12/19/2016 7:00 am EST


Jack Adamo

Editor, Jack Adamo's Insiders Plus

Valuations are pretty steep all around, but at 13-times trailing GAAP earnings, a 3.4% dividend yield and a 20-year history of 13.53% compound annual growth, I'm willing to put some cash to work with this Canadian banking stock, asserts Jack Adamo, editor of Insiders Plus.

We're going to add to another position today in a previous recommendation — Toronto-Dominion Bank (TD), which was founded in 1855 and provides financial and banking services in North America and internationally.

It operates more than 2,800 automated banking machines, and a network of more than 1,200 branches in Canada. Its U.S. segment provides retail and commercial banking operations through a network of more than 1,300 stores located from Maine to Florida.

Its Wholesale Banking segment provides a range of capital markets and investment banking products and services to companies, governments, and institutions in financial markets worldwide.

Toronto-Dominion's fiscal year does not coincide with the calendar year, so we have Q4 and full-year earnings now. All dollar figures are Canadian. Total revenues rose 8.7% for Q4 and 9.2% for the year to $34.3 billion.

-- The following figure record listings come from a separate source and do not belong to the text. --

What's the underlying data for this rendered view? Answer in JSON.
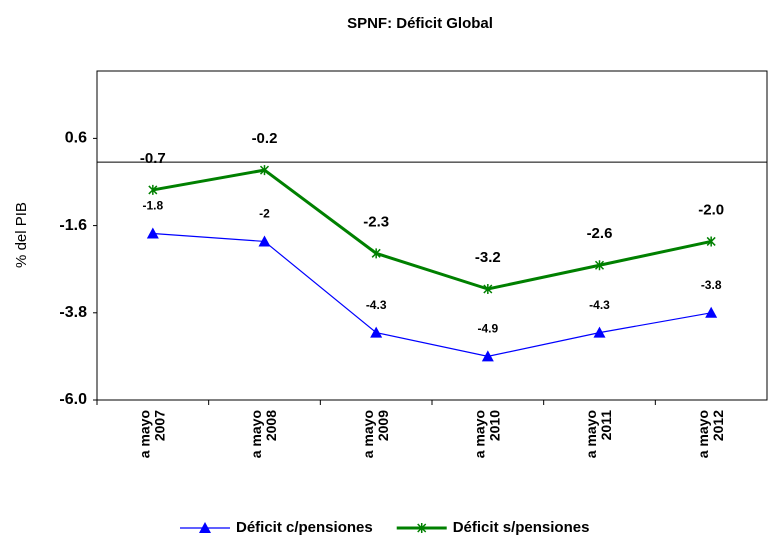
{
  "chart_data": {
    "type": "line",
    "title": "SPNF: Déficit Global",
    "y_label": "% del PIB",
    "categories": [
      [
        "a mayo",
        "2007"
      ],
      [
        "a mayo",
        "2008"
      ],
      [
        "a mayo",
        "2009"
      ],
      [
        "a mayo",
        "2010"
      ],
      [
        "a mayo",
        "2011"
      ],
      [
        "a mayo",
        "2012"
      ]
    ],
    "series": [
      {
        "name": "Déficit c/pensiones",
        "color": "#0000ff",
        "marker": "triangle",
        "values": [
          -1.8,
          -2,
          -4.3,
          -4.9,
          -4.3,
          -3.8
        ],
        "value_labels": [
          "-1.8",
          "-2",
          "-4.3",
          "-4.9",
          "-4.3",
          "-3.8"
        ]
      },
      {
        "name": "Déficit s/pensiones",
        "color": "#008000",
        "marker": "star",
        "values": [
          -0.7,
          -0.2,
          -2.3,
          -3.2,
          -2.6,
          -2.0
        ],
        "value_labels": [
          "-0.7",
          "-0.2",
          "-2.3",
          "-3.2",
          "-2.6",
          "-2.0"
        ]
      }
    ],
    "ylim": [
      -6.0,
      2.3
    ],
    "yticks": [
      {
        "value": -6.0,
        "label": "-6.0"
      },
      -3.8,
      -1.6,
      0.6
    ],
    "legend": "bottom"
  }
}
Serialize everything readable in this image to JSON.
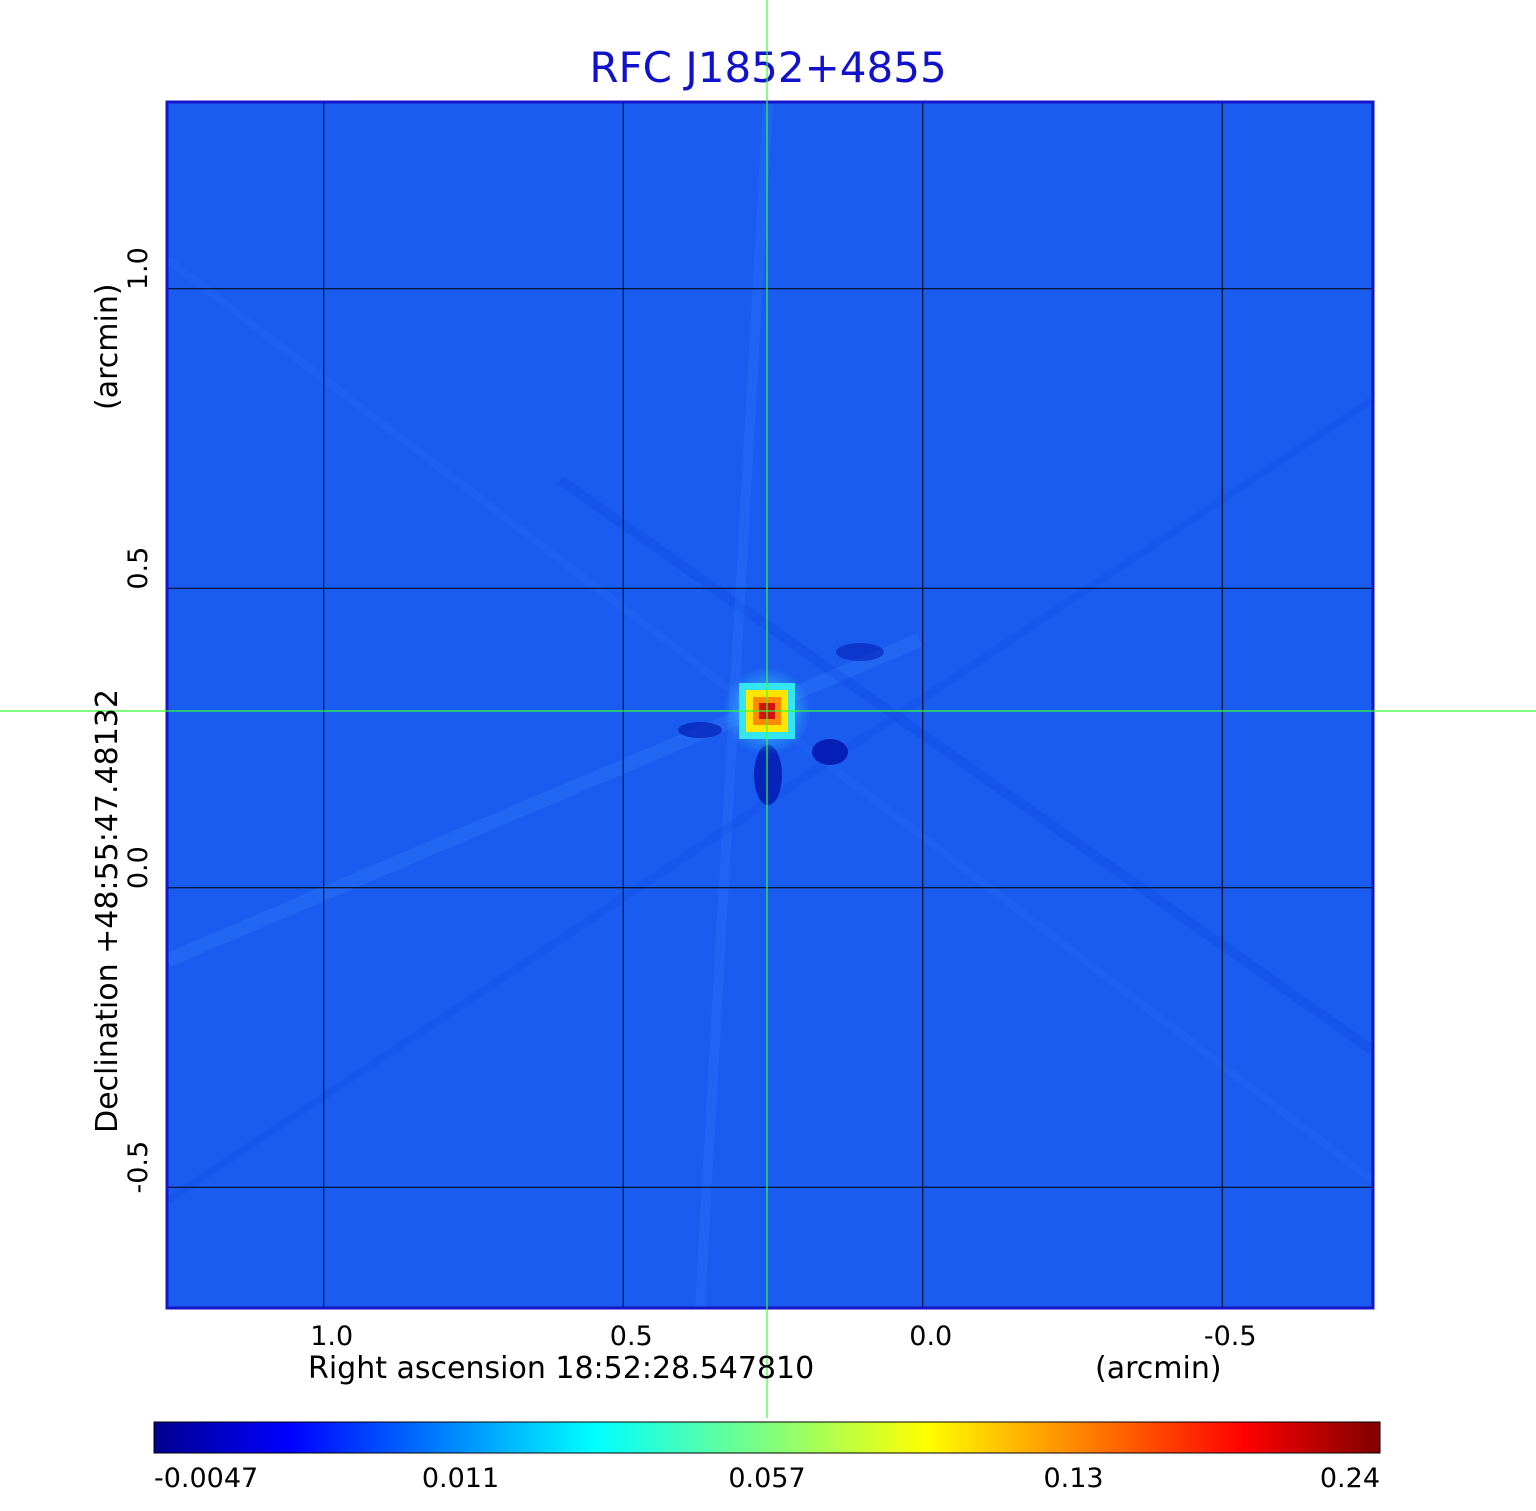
{
  "chart_data": {
    "type": "heatmap",
    "title": "RFC J1852+4855",
    "xlabel": "Right ascension  18:52:28.547810",
    "xunit": "(arcmin)",
    "ylabel": "Declination  +48:55:47.48132",
    "yunit": "(arcmin)",
    "xlim": [
      1.26,
      -0.75
    ],
    "ylim": [
      -0.7,
      1.31
    ],
    "x_ticks": [
      1.0,
      0.5,
      0.0,
      -0.5
    ],
    "x_tick_labels": [
      "1.0",
      "0.5",
      "0.0",
      "-0.5"
    ],
    "y_ticks": [
      1.0,
      0.5,
      0.0,
      -0.5
    ],
    "y_tick_labels": [
      "1.0",
      "0.5",
      "0.0",
      "-0.5"
    ],
    "grid": true,
    "crosshair": {
      "x": 0.26,
      "y": 0.295
    },
    "source_peak": {
      "x": 0.26,
      "y": 0.295,
      "value": 0.24
    },
    "background_value": 0.0,
    "colormap": "jet",
    "colorbar": {
      "ticks": [
        -0.0047,
        0.011,
        0.057,
        0.13,
        0.24
      ],
      "tick_labels": [
        "-0.0047",
        "0.011",
        "0.057",
        "0.13",
        "0.24"
      ],
      "placement": "bottom"
    },
    "colors": {
      "background": "#1a5cf0",
      "frame": "#1515cc",
      "title": "#1111cc",
      "crosshair": "#33ff33",
      "grid": "#000000"
    }
  }
}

Because of several large items distorting year-over-year comparisons, adjusted earnings are more relevant here, so I'll use them. (GAAP growth is much higher.) EPS rose 7.0% for the quarter and 5.6% for the year to $1.22 and $4.87.

With the Canadian economy heavily weighted to the oil & gas business, the improving outlook in that sector should cause a pickup in bank earnings, as well as some strengthening of the loonie against the greenback, which will further help our returns.

Full-year dividends per share were $2.16, up 8.0% from last year. The dividend payout ratio was conservative at 46.1%, giving shareholders adequate funds to live off, while retaining enough cash for growth and future dividend increases.

In performance metrics, the efficiency ratio was excellent at 55%, 2.5% better than last year's 57.5%, which most banks would die for. The Common Equity Tier 1 Capital ratio was a very solid 10.4%.

It is my belief that overall returns for stocks and bonds over the next decade or so will not be what they've been in the past, so we may not see that ten percent plus growth rate in TD going forward.

However, I continue to see TD banks spreading across the U.S. wherever I go and the company is growing in other countries as well.

TD's solid recent growth despite the crash in the oil economy and the weak loonie show that management is doing a great job, so I think we're likely to see long-term returns superior to the market.